И с этими словами Василий снова шагнул к лестнице — с явными намерениями искать свою треклятую чакру.
— Подожди! — в паническом ужасе, что он снова уйдет, воскликнула Варенька. — Ты… ты не сказал еще про этот топор!
— Табар, — поправил Василий. — Он называется табар.
— Топор — табар? — Как ни были натянуты нервы Вареньки, она не смогла не улыбнуться:
— Топор — табар!
Да ведь это почти одно и то же слово! Нет, все-таки не зря говорят, что санскрит породил все языки мира!
Веды — ты слышал про Веды? Веды для индуса — это все знание о мире! А по-русски ведать — знать. Мать — мата, матар. На санскрите шивате — двигаться, приходить в движение. Шевелиться!

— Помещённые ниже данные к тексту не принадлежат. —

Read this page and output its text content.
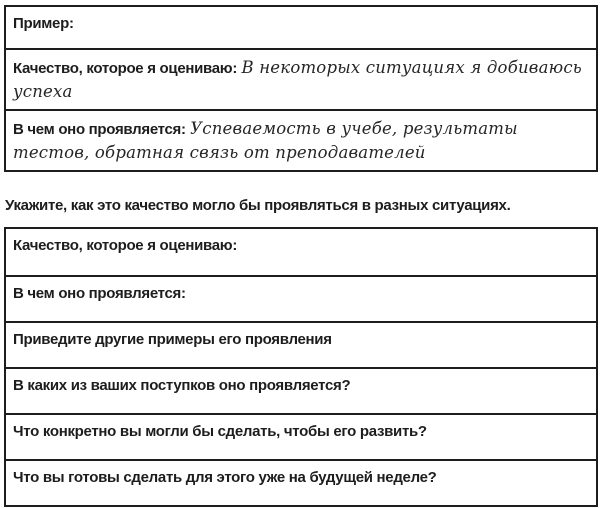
Пример:
Качество, которое я оцениваю: В некоторых ситуациях я добиваюсь успеха
В чем оно проявляется: Успеваемость в учебе, результаты тестов, обратная связь от преподавателей

Укажите, как это качество могло бы проявляться в разных ситуациях.

Качество, которое я оцениваю:
В чем оно проявляется:
Приведите другие примеры его проявления
В каких из ваших поступков оно проявляется?
Что конкретно вы могли бы сделать, чтобы его развить?
Что вы готовы сделать для этого уже на будущей неделе?
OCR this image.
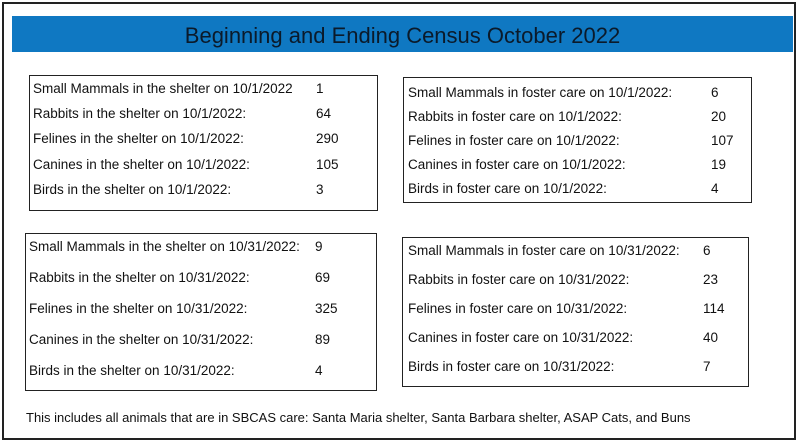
Beginning and Ending Census October 2022
Small Mammals in the shelter on 10/1/2022 1
Rabbits in the shelter on 10/1/2022:	64
Felines in the shelter on 10/1/2022:	290
Canines in the shelter on 10/1/2022:	105
Birds in the shelter on 10/1/2022:	3
Small Mammals in foster care on 10/1/2022:	6
Rabbits in foster care on 10/1/2022:	20
Felines in foster care on 10/1/2022:	107
Canines in foster care on 10/1/2022:	19
Birds in foster care on 10/1/2022:	4
Small Mammals in the shelter on 10/31/2022: 9
Rabbits in the shelter on 10/31/2022:	69
Felines in the shelter on 10/31/2022:	325
Canines in the shelter on 10/31/2022:	89
Birds in the shelter on 10/31/2022:	4
Small Mammals in foster care on 10/31/2022: 6
Rabbits in foster care on 10/31/2022:	23
Felines in foster care on 10/31/2022:	114
Canines in foster care on 10/31/2022:	40
Birds in foster care on 10/31/2022:	7
This includes all animals that are in SBCAS care: Santa Maria shelter, Santa Barbara shelter, ASAP Cats, and Buns
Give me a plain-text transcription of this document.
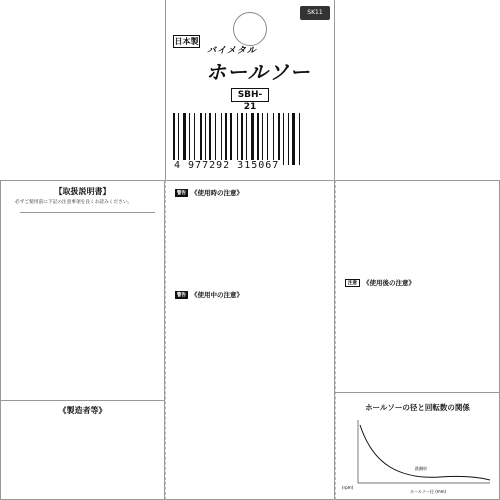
SK11
日本製
バイメタル
ホールソー
SBH-21
4 977292 315067
【取扱説明書】
必ずご使用前に下記の注意事項を良くお読みください。
《製造者等》
警告 《使用時の注意》
警告 《使用中の注意》
注意 《使用後の注意》
ホールソーの径と回転数の関係
(rpm)
ホールソー径 (mm)
鉄鋼材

Она схватила кожаный бурдюк:
— Вот! Мешок, да? Мешок на санскрите — машак! Ну что? Ну как? Похоже? А бог? У них есть слово «бхагат» — наделять, делить. Мы молимся; дай, боже! Светлый — у нас, а у них — светас: блестящий, белый. Или Яма — это имя бога мертвых, властелина подземного царства. Случайно ли, что на русском языке яма — это обозначение подземного провала? Огонь — Агни! Огнь! Яра — на санскрите год, у древних славян это слово означало весну, был даже бог Ярило. А Дева?!
Она запнулась. По лицу Василия вдруг пробежала судорога, глаза обратились к небу, с которого на него уже смотрели первые прозрачные звезды.
— Дева — богиня. Богиня! — шепнул он отрешенно.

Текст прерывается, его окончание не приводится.